Law Enforcement, Regulations & Compliance, Rights

Vermont Human Rights Commission Hearing: State Police Discriminated Against Mexican Farmworkers During Traffic Stop

From VTDigger.org, 1 Dec 2011.

Natalia Fajardo, VT Migrant Farmworker Solidarity Project, 802.497.7027/802-658-6770
Brendan O’Neill, VT Migrant Farmworker Solidarity Project, 802.825.1609/802-658-6770

VT Human Rights Commission Unanimously Finds State Police Discriminated Against Daniel Alejandro Lopez-Santiago During September Traffic Stop

VT Farmworkers Welcome Decision As Another Step Forward for Community

Thursday, December 1- Winooski, VT– The VT Human Rights Commission held a hearing in Winooski this morning, in which they heard final remarks from Daniel Lopez and the VT Department of Public Safety, before ruling unanimously that the VT State Police discriminated against farm workers’ Daniel Lopez and Antonio-Meza Sandoval during a traffic stop on September 13 on I-89 in Middlesex, VT. The Human Rights Commission’s preliminary report asserted, “The Report makes a preliminary recommendation to the Vermont Human Rights Commission to find that there are reasonable grounds to believe that the Department of Public Safety unlawfully discriminated against Daniel Alejandro Lopez-Santiago with respect to national origin, race, and color in violation of Vermont’s Fair Housing and Public Accommodations Act.”

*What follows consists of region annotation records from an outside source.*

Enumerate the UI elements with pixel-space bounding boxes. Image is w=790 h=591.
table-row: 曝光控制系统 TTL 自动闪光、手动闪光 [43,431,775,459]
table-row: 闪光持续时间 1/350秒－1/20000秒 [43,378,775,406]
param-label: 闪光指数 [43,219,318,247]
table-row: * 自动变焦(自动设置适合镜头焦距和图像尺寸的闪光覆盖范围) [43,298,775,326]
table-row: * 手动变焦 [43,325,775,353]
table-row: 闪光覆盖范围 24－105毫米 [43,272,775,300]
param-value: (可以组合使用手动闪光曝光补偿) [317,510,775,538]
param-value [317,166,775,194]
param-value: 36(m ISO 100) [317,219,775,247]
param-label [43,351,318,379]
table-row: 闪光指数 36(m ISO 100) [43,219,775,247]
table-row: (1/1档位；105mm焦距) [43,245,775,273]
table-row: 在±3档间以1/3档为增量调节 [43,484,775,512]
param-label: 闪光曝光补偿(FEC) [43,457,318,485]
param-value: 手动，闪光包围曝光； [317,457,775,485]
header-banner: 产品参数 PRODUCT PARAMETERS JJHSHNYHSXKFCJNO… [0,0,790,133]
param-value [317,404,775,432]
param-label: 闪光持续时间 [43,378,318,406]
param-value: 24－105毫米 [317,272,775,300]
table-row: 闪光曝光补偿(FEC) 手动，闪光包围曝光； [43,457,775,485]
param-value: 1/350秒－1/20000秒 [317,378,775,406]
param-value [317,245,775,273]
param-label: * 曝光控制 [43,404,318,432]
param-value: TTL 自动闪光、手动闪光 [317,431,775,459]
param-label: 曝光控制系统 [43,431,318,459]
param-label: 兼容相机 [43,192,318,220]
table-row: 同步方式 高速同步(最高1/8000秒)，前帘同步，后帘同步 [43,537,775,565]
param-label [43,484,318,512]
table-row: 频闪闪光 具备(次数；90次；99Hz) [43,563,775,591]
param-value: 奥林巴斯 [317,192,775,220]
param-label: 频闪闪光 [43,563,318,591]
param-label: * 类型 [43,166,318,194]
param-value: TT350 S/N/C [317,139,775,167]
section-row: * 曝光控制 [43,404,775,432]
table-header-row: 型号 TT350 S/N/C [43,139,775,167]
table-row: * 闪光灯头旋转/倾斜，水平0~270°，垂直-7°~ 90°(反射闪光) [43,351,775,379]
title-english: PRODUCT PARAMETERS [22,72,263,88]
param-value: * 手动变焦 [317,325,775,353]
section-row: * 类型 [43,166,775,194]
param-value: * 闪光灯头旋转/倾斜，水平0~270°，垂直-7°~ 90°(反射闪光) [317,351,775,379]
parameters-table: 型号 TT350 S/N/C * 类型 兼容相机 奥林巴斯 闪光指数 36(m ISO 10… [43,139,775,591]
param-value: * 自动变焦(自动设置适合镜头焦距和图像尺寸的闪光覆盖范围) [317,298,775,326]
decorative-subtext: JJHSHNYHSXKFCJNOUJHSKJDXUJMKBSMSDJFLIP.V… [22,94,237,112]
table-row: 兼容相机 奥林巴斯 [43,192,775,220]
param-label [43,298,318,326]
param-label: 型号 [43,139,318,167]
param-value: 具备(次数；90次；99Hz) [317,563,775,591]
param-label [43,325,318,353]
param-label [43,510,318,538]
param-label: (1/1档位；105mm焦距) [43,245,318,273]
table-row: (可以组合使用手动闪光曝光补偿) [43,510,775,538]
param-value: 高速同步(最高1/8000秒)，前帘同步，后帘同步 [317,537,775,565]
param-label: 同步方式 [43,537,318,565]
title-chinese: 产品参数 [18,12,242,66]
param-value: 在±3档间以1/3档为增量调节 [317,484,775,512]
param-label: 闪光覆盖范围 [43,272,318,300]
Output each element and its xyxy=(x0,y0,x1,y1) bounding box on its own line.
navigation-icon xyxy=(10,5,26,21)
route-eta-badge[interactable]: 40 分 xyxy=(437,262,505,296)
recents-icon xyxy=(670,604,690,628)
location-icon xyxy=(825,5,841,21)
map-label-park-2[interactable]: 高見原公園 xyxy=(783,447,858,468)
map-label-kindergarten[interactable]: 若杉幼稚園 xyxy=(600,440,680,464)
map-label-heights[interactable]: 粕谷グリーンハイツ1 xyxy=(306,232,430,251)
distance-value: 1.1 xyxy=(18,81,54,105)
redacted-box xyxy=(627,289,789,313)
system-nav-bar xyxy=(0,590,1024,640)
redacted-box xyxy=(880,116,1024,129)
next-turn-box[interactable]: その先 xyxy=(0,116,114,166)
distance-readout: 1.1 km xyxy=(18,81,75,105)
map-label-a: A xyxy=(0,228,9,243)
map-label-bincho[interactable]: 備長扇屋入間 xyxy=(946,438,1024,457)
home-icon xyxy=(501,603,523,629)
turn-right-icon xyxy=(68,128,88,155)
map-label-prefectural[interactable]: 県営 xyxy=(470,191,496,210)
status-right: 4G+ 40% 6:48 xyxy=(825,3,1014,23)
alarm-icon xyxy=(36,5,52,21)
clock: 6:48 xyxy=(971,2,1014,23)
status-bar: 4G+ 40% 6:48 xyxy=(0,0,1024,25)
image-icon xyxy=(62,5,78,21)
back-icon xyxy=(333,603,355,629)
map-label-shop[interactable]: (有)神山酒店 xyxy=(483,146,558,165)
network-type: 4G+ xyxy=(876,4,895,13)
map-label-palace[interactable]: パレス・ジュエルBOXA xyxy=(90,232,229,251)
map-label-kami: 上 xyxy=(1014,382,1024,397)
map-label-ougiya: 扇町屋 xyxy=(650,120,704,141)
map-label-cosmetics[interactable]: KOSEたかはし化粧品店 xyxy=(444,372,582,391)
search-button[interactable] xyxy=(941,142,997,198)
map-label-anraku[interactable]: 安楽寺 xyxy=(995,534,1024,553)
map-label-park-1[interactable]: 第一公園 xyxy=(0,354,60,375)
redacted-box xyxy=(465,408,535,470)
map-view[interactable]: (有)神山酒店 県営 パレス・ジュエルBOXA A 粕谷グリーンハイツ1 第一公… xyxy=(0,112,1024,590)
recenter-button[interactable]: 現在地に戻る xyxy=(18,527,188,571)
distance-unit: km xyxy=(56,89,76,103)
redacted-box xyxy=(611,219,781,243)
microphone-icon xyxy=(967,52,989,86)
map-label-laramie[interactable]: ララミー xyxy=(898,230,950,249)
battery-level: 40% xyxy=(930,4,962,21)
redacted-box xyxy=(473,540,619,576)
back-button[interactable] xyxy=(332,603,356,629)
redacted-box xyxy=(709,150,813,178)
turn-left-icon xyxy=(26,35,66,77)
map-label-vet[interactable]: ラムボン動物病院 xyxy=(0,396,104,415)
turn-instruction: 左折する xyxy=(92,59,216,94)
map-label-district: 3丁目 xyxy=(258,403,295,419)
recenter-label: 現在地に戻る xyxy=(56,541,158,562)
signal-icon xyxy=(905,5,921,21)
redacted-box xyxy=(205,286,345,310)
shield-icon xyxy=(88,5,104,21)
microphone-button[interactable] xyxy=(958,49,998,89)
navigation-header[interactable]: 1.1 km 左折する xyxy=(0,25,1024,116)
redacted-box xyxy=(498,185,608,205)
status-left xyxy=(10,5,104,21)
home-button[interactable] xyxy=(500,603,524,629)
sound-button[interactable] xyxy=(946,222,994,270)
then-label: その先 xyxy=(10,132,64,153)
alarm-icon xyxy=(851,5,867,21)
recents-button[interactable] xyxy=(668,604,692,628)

At the hearing today, Lopez read a prepared statement to the commission sharing, “When the officer stopped the truck in which we were traveling, and he approached us, I thought nothing would happen because we were not doing anything wrong. But it was the opposite. Officer Hatch focused on Antonio and I due to our skin and hair color, moving away from the original reason for the stop.” In the end, it turns out the VT Human Rights Commission agreed with Lopez and disagreed with the VT Department of Public Safety, which continued to defend the actions of the State Police during the hearing today.

Upon hearing about the ruling in his favor Lopez commented, “We won. Its great. Its a victory not only for us but also for our organization and the farm worker community.” Lopez has been transformed by the incident, and since has been volunteering much of his time to work with the VTMFSP for farm worker rights in Vermont. After hearing about the victory Lopez was already on to the hard work ahead, “Now we just need to build upon this victory and make sure we use it as an opportunity to benefit future generations.”

After being detained back in September Lopez, active with the VT Migrant Farmworker Solidarity Project (VTMFSP), contacted the organization setting off a chain of calls and rapid responses eventually leading to the farmworkers release from Border Patrol; the arrest of 3 Vermonters who blocked a Border Patrol Vehicle; and later that evening with the Governor calling for an investigation into the incident. Just a few weeks later five farm workers from the VTMFSP had a good meeting with Governor Shumlin and were extremely pleased when, just weeks later, a new State Police Bias-Free policy was announced directing officers to not use State resources for immigration enforcement. Additionally, the VTMFSP has been very pleased with State Police Colonel Tom L’Esperance efforts who has since reached out to discuss implementation of the policy and collaboration on trainings.